Domestic abuse charities have made repeated warnings that lockdown measures could escalate violence in homes as survivors are trapped with their abusers.
These fears were heightened today after charity Refuge reported a 25 per cent soar in calls to the Domestic Abuse helpline.
The group said that the number of calls spiked over a five-day period commencing from March 30 — a week after the government instructed people to stay at home.
Refuge chief executive Sandra Horley said that self-isolation has the potential to “aggravate pre-existing abusive behaviours” by perpetrators.
“While in lockdown or self-isolation, women and children are likely to be spending concentrated periods of time with perpetrators, potentially escalating the threat of domestic abuse and further restricting their freedom,” she explained.
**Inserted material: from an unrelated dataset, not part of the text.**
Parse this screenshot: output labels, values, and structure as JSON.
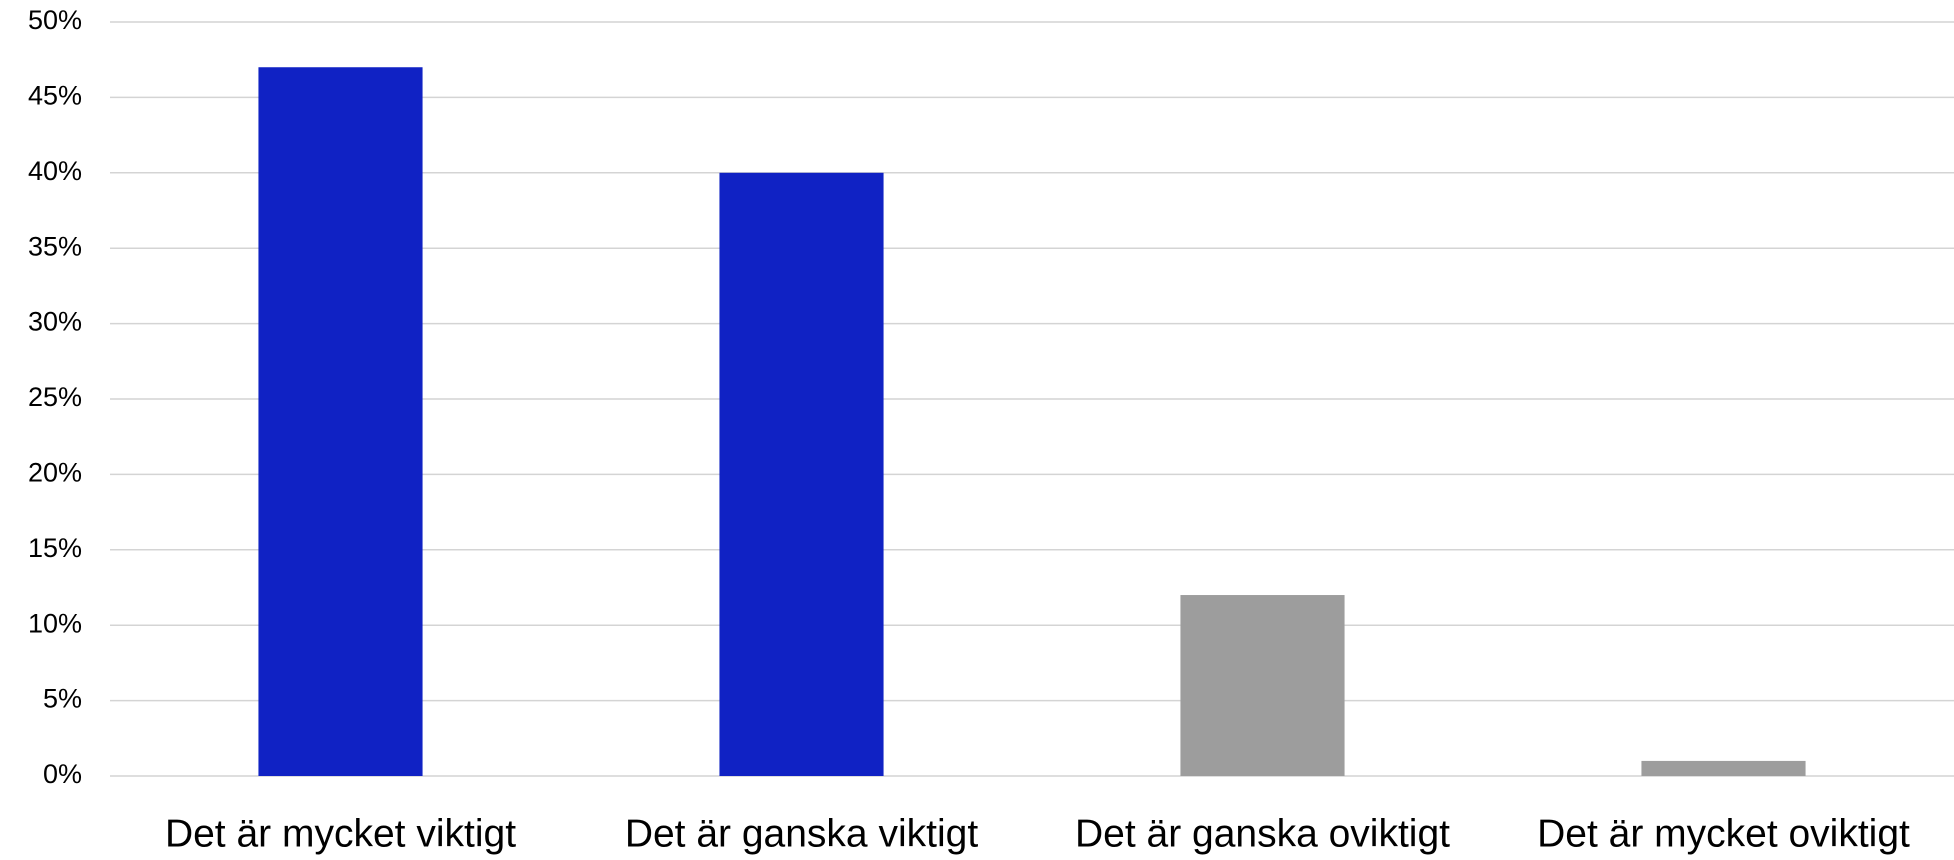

Women’s Aid published a letter signed by 24 charities today, calling on PM Boris Johnson to implement a strategy to protect women and girls.
“The government is taking unprecedented measures to support businesses, workers and vulnerable people during the Covid-19 crisis,” it reads.
“The ongoing planning of the response must also include a strategy to protect women and girls and to prevent abuse.”
The groups argue that the severity of the problem means it should be factored in at the “highest level” of the government’s response to Covid-19.
To achieve this the domestic abuse commissioner should attend ministerial Cobra ministerial meetings where Covid-19 response planning for the country takes place, the letter recommends.
The groups also call for an urgent cash injection into the sector to ensure refuges and groups supporting survivors can continue operating, while ending the “no recourse to public funds” conditions that prevent migrant women accessing benefits and housing.
The letter informs the government that organisations working with survivors had already seen instances of perpetrators using lockdown rules as a “tool of coercive and controlling behaviour.”
It comes after reports that eight women were killed by men in the last two weeks of March.
The acting chief executive for Women’s Aid Nicki Norman warned today that there’s a “real risk” the number of murders will rise.
“Three women are murdered by their partner or ex-partner every fortnight in England and Wales,” she said.
“With reported domestic abuse cases rising worldwide during the pandemic, there is a real risk that murders may rise further still.”
Ms Norman added that the crisis had been made worse by years of “debilitating” government cuts that have seen refuges close across Britain.
“This current crisis could not come at a worse time for specialist domestic abuse services after years of debilitating cuts,” she charged.
“We call on governments and other funding bodies to provide the sector, nationally and locally, with an immediate cash injection to adapt services to remote working and cope with the additional demand caused by Covid-19.”
A government spokesperson said: “We are actively working with partners including the police, charities, councils and the domestic abuse commissioner to protect people and ensure those facing abuse have a safe place to go.
“If someone is in danger they should call the police and can disregard orders to stay at home if they need to seek immediate refuge.”
Coronavirus patient deaths rose by 439 across Britain today, bringing the total to 5,373.